Les communications présentées lors de ce colloque pourront ainsi aborder les champs disciplinaires suivants :
- le domaine historique et politique : la perception de la France et des Français dans les différents conflits et événements marquants de la période concernée (guerres, révolutions, changements institutionnels…) ;
- le domaine économique et commercial : la France et les Français vus dans le développement de stratégies, de rivalités, de quête de marchés... ;
- le domaine religieux, l'histoire des idées : la perception des Lumières françaises, l'influence et la vision des « Philosophes »... ;
- le domaine scientifique : l'attitude du monde anglo-américain face aux découvertes scientifiques émanant de la France (scepticisme, admiration ?) ;
- le domaine littéraire : la réaction du public anglo-américain devant la production littéraire française, ou la représentation de la France et des Français dans la littérature anglo-américaine ;
- domaine artistique : la perception du jardin à la française (rejet, envie...), de la musique, de la danse, de l'opéra, de la peinture françaises... ;
- vie quotidienne, moeurs : cuisine, confort, mode, sexualité, etc. ;
- voyages, immigration : le regard porté par le Britannique ou par l'Américain lors de ses déplacements en France, ou bien la perception du Français lors de ses propres voyages dans le monde anglo-américain.
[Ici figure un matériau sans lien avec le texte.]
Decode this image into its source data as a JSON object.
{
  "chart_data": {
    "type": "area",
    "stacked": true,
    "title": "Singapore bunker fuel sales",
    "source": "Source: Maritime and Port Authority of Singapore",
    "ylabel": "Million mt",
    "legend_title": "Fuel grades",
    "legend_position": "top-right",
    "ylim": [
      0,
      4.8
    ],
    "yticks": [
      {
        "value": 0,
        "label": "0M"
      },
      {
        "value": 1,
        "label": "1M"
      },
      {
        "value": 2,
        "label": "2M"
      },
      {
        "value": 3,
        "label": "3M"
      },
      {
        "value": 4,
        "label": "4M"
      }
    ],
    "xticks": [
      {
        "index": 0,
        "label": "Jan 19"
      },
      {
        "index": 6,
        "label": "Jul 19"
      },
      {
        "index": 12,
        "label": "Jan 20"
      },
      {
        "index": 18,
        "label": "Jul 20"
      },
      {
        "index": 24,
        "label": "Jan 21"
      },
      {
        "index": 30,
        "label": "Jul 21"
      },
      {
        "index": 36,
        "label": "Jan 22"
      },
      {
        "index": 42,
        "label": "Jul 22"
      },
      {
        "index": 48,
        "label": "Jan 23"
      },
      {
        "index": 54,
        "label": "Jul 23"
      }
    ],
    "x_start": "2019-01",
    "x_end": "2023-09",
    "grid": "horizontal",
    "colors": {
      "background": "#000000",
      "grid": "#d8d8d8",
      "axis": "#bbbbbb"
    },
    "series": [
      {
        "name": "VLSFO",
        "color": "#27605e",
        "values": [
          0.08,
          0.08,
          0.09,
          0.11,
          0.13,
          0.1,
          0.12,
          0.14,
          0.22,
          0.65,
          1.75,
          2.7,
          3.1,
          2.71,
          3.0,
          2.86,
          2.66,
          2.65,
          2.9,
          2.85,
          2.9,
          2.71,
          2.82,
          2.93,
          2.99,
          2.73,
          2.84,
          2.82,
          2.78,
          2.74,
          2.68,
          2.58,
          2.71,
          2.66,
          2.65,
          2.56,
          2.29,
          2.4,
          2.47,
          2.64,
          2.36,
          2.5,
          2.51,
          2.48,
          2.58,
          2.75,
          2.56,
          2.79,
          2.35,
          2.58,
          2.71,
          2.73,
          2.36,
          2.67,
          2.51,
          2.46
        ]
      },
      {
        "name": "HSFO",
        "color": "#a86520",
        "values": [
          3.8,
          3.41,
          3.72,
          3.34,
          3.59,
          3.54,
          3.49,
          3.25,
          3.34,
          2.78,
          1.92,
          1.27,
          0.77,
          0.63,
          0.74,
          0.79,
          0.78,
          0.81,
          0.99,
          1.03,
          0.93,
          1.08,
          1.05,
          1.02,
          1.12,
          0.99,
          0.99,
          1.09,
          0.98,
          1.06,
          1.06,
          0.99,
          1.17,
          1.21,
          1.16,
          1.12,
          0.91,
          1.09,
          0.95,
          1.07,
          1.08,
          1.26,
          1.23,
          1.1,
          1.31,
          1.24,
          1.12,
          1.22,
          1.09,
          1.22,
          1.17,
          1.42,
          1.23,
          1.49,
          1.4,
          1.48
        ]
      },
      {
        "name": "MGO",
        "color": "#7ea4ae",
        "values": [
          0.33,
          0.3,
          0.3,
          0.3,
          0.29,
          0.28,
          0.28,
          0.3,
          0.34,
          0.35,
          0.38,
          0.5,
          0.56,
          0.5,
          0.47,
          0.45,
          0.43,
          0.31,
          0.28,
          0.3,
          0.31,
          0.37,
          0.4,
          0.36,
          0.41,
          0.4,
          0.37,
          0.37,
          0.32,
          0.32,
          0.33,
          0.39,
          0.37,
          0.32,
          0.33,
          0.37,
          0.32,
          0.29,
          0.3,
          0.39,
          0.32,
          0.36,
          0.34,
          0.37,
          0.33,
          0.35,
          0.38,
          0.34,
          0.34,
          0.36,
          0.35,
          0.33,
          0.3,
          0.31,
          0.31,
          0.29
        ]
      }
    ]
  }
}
Le comité scientifique donnera la priorité aux travaux novateurs (sources primaires, approches méthodologiques, etc.) plutôt qu'aux synthèses d'éléments déjà bien connus.

Calendrier :
- 15 mai 2011 : date limite de l'envoi (en .doc pour PC) des propositions (400 mots environ), accompagnées d'une bibliographie sélective et d'un CV bio-bibliographique à Guyonne Leduc (guyonne.leduc@univ-lille3.fr) ET à Pierre Degott (degott@univ-metz.fr)
30 juin 2011 : envoi de l'avis du comité scientifique qui sera constitué selon l'objet des propositions.